Le fake news e la guerra in Vietnam
Furono le balle dei media a farci perdere la guerra, scrive il Wall Street Journal (31/1)
Apparentemente dal nulla, un’ondata d’urto colpì il Vietnam del Sud il 30 gennaio 1968. In un assalto coordinato senza precedenti di ferocia e grado, oltre 100.000 soldati vietnamiti e vietcong uscirono dai loro santuari in Laos e Cambogia. E attaccarono più di 100 città in tutto il Vietnam del Sud. I seguenti 77 giorni hanno cambiato il corso della guerra del Vietnam. Il popolo americano è stato bombardato da un flusso notturno di devastanti trasmissioni televisive. Eppure quello che videro era così in disaccordo con la realtà sul campo che molti veterani del Vietnam credevano che la verità stessa fosse sotto attacco”. Così il Wall Street Journal.
“L’offensiva del Tet aveva obiettivi ambiziosi: provocare una rivolta di massa contro il governo, far crollare l’esercito sudvietnamita e infliggere perdite di massa alle forze statunitensi. Gli uomini del Politburo di Hanoi – sapendo che il vero centro di gravità della guerra era a Washington – pensavano che l’attacco alla fine avrebbe fatto vacillare la volontà del popolo americano di combattere. Un componente chiave di questa strategia era il terrore.
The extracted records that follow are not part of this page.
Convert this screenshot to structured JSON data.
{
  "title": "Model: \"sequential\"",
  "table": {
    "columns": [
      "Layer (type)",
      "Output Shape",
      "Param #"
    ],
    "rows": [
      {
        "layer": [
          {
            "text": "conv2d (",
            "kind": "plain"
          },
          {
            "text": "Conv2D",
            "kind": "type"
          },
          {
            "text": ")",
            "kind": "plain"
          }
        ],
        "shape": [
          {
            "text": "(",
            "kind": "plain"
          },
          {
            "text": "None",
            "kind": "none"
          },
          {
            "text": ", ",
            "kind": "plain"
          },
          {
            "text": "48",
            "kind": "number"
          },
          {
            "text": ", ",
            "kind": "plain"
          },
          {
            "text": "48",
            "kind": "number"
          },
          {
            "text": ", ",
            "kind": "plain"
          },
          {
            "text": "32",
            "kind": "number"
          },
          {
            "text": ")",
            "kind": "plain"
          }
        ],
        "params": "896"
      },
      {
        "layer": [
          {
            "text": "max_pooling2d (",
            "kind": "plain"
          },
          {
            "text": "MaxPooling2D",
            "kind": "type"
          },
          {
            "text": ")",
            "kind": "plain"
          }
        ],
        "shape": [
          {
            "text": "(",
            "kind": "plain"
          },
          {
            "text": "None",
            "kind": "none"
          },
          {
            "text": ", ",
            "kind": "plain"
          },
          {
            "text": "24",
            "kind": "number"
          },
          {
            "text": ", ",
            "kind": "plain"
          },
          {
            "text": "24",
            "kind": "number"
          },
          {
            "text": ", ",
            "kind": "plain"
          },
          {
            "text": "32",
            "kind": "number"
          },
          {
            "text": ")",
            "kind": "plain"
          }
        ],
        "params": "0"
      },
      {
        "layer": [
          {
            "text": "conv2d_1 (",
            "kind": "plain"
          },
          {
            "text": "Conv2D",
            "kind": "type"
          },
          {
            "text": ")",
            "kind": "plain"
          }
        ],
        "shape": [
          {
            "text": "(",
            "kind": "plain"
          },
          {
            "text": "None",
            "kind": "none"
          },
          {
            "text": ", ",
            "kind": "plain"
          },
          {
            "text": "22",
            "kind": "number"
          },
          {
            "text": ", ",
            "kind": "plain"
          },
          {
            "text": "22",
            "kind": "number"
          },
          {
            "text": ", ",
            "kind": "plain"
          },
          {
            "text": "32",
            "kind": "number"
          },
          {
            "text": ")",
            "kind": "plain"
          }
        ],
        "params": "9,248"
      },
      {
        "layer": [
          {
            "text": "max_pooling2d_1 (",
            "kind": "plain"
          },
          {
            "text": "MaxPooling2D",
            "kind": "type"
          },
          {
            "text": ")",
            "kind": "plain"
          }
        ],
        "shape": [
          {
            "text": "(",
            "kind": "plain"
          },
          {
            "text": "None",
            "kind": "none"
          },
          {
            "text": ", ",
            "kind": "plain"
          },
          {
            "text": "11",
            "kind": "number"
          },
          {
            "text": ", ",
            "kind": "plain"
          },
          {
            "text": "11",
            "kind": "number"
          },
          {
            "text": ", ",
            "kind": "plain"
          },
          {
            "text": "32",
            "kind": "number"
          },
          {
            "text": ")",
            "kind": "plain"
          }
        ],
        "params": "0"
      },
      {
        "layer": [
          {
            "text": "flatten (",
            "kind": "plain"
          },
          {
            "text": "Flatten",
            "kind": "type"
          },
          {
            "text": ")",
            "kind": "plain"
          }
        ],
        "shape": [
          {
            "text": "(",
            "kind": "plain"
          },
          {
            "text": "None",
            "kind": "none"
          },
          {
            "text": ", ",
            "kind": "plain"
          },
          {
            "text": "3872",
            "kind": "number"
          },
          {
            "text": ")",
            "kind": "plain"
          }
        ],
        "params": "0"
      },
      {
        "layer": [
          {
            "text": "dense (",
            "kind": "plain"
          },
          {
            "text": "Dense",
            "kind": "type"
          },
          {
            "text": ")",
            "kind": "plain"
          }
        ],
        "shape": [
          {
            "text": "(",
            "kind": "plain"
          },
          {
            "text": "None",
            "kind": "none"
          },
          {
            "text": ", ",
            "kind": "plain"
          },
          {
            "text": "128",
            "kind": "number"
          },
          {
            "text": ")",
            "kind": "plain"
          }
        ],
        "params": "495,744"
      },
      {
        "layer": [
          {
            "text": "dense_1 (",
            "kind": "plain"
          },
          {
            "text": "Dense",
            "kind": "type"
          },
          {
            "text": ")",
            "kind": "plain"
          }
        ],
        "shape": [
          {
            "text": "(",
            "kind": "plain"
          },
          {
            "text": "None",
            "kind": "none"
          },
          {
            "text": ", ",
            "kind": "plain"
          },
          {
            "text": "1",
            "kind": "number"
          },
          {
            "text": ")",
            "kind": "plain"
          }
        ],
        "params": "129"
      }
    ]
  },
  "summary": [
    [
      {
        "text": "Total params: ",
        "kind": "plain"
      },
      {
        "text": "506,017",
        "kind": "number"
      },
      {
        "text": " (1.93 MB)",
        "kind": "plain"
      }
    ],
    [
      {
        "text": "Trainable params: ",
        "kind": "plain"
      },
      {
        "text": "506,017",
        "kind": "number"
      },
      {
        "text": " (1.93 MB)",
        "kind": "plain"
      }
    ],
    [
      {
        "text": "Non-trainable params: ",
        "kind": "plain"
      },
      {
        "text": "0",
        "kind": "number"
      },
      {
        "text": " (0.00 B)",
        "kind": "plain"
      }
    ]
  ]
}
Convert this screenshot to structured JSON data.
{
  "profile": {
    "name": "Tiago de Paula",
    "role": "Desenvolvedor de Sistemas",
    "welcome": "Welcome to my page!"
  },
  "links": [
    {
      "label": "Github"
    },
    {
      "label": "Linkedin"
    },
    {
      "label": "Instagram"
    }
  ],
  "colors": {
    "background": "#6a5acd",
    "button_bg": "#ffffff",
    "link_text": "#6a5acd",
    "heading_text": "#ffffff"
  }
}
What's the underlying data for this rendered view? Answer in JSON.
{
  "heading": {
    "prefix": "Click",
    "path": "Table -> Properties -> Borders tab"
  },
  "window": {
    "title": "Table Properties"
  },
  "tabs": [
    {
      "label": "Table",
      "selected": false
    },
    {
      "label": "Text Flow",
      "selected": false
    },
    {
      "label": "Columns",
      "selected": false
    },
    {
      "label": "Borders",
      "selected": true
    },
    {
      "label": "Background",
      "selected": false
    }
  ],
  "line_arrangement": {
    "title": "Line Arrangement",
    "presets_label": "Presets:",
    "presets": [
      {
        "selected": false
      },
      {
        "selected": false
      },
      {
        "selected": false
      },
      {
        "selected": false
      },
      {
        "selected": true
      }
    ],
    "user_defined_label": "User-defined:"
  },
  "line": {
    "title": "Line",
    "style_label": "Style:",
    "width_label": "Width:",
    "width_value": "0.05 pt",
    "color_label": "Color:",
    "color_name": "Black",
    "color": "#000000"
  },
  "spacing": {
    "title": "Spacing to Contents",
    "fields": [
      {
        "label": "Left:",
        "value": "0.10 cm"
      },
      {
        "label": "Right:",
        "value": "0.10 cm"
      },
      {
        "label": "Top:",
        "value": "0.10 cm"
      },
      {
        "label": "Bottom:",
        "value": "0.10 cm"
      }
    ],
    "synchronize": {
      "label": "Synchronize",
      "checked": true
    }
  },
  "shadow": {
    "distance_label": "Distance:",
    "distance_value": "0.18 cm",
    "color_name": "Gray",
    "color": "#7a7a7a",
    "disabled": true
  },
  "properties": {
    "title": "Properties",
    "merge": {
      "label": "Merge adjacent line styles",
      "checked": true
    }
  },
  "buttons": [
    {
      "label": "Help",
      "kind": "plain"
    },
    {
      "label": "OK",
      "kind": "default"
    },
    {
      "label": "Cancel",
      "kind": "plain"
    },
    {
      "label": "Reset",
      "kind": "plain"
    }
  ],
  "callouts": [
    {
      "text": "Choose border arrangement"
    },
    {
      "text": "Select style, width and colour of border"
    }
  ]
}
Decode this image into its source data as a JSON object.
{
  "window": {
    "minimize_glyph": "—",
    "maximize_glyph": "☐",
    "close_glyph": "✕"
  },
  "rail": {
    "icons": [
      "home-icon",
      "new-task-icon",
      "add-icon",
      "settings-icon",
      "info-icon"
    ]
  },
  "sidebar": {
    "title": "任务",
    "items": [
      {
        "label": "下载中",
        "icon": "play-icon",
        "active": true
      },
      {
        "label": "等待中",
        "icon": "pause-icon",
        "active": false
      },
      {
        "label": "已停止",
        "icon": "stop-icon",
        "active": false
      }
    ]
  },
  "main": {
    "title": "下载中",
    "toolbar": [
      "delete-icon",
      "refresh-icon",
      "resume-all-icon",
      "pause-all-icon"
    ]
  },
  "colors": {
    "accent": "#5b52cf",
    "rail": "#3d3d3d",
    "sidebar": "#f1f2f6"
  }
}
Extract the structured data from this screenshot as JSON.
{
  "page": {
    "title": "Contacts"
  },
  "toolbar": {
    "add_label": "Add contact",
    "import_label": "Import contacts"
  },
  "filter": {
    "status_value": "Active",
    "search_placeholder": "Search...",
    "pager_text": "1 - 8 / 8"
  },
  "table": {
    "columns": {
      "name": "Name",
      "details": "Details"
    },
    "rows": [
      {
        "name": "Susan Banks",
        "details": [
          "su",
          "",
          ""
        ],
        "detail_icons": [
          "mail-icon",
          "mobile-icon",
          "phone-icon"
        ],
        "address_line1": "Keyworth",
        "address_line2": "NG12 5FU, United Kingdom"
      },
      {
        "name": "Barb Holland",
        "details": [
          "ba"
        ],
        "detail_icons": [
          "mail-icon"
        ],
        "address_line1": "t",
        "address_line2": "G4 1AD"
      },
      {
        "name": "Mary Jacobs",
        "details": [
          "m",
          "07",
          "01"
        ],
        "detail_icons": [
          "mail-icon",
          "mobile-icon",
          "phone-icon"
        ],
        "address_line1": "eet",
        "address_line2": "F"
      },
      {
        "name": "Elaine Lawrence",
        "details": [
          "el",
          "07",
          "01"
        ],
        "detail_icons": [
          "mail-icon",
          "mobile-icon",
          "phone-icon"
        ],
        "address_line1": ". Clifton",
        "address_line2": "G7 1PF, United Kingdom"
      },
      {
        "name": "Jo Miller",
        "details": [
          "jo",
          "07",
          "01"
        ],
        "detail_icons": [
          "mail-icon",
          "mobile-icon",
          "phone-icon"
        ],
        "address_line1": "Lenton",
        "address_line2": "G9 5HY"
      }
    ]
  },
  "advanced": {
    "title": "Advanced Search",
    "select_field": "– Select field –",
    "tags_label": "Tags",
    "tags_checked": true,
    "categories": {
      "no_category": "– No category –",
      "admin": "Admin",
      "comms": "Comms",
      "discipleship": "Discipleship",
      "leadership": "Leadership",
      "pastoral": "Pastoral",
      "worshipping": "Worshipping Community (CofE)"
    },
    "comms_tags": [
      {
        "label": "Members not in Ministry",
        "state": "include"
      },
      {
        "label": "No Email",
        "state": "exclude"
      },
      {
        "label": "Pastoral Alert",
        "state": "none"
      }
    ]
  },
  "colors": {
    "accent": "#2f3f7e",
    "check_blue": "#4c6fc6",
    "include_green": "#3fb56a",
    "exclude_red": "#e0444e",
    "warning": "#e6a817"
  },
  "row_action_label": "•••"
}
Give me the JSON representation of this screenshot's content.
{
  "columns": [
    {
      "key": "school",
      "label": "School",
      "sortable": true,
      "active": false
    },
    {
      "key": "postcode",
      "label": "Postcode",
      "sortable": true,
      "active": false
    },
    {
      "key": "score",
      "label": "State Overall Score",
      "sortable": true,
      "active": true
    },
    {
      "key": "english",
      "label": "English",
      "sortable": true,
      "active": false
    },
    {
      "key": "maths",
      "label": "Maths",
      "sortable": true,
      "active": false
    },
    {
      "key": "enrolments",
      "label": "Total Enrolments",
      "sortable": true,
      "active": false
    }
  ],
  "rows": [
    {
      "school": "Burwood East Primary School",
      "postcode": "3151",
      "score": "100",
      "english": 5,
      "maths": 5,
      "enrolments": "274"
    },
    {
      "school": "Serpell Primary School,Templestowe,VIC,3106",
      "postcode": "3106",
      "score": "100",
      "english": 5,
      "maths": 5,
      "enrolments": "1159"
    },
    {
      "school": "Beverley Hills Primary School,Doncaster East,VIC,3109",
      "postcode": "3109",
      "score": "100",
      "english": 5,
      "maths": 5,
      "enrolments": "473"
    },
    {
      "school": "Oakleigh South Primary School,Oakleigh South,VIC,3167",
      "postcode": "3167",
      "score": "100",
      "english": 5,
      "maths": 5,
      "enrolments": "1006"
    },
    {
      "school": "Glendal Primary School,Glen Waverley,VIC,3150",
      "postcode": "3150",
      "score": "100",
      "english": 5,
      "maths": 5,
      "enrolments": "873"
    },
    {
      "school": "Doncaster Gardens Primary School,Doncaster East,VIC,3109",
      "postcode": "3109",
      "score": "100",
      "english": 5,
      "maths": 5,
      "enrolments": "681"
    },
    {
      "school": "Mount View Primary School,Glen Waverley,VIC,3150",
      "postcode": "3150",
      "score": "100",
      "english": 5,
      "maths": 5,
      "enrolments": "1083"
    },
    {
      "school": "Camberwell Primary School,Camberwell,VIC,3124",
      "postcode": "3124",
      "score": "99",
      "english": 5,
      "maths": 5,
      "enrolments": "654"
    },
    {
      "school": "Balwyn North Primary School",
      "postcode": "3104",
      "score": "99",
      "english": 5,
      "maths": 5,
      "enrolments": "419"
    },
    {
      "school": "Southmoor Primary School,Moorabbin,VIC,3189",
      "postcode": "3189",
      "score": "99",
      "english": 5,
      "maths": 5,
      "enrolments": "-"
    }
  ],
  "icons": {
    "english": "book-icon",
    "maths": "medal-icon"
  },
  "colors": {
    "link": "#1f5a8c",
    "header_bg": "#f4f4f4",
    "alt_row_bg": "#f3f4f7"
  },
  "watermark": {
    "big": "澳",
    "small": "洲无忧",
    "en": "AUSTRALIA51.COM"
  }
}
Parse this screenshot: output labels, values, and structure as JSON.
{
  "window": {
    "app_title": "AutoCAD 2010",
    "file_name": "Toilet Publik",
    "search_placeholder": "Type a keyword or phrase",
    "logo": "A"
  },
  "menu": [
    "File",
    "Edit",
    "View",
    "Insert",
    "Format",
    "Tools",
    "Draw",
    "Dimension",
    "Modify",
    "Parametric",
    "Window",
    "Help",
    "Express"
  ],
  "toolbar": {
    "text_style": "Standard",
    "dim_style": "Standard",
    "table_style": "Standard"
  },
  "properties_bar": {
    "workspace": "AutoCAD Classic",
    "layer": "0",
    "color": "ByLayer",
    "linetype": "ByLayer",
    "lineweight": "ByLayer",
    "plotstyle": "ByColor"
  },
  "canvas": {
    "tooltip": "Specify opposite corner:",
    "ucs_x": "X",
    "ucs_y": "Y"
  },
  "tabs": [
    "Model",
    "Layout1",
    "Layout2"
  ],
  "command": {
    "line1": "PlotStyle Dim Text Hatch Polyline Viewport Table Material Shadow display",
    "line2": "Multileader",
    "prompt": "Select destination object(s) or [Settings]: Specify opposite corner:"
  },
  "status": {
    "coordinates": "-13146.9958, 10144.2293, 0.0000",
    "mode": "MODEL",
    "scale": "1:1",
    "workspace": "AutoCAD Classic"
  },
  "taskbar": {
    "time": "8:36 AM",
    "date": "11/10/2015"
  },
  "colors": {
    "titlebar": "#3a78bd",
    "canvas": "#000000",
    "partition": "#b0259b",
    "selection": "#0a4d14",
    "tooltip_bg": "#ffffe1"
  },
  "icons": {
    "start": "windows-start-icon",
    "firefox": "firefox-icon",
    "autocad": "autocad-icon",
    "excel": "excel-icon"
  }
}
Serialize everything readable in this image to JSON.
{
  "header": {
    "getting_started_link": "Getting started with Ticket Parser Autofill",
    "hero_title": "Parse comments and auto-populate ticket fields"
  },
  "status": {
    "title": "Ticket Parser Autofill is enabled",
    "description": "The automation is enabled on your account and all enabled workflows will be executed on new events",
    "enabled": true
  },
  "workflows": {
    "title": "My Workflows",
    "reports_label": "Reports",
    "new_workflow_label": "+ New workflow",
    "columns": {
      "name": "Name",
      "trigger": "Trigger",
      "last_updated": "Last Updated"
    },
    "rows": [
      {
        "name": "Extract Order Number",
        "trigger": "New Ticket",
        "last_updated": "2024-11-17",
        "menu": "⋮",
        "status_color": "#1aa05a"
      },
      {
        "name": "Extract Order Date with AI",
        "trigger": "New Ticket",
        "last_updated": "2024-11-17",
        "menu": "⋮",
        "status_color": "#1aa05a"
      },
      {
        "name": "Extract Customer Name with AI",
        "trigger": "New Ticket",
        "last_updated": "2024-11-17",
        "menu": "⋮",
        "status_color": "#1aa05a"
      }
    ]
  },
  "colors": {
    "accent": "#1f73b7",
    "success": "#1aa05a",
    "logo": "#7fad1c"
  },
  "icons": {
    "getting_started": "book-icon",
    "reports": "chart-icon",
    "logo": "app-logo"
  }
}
Migliaia di funzionari governativi del Sud Vietnam, insegnanti di scuola, dottori, missionari e civili ordinari – specialmente a Hue City – furono arrestati e giustiziati in un atto di macelleria non visto spesso sul campo di battaglia. Nonostante la loro ferocia, secondo gli standard militari più obiettivi, i comunisti non raggiunsero nessuno dei loro obiettivi. Ma nei salotti di tutta l’America, le notizie notturne descrivevano una schiacciante sconfitta americana. Il corrispondente del Washington Post a Saigon, Peter Braestrup, concluse che l’evento aveva segnato un grave fallimento nella storia del giornalismo americano. Braestrup ha suggerito che la stampa ha commesso atti di malasanità giornalistica prendendo posizione contro l’amministrazione Johnson e non correggendo il record una volta che la nebbia della battaglia si era risollevata. Queste frettolose supposizioni e giudizi “sono stati semplicemente autorizzati a stare in piedi”.
L’analisi esauriente di Braestrup rimane controversa. Il suo amico e collega del Washington Post, il compianto Don Oberdorfer, attribuiva l’erosione del sostegno pubblico alla credibilità dell’Amministrazione Johnson. L’ufficio del presidente emetteva regolarmente dichiarazioni rosee in contrasto con il flusso e riflusso tattico sul campo di battaglia. Ma fino a oggi è difficile trovare da ridire sull’intuizione conclusiva di Braestrup: l’obbligo professionale dei giornalisti in una società libera è di mantenere la calma e raccontare la storia. Non è, come ha ammonito Walter Lippmann, confondere la “verità” con l’assemblaggio e l’elaborazione di una merce chiamata “notizia”.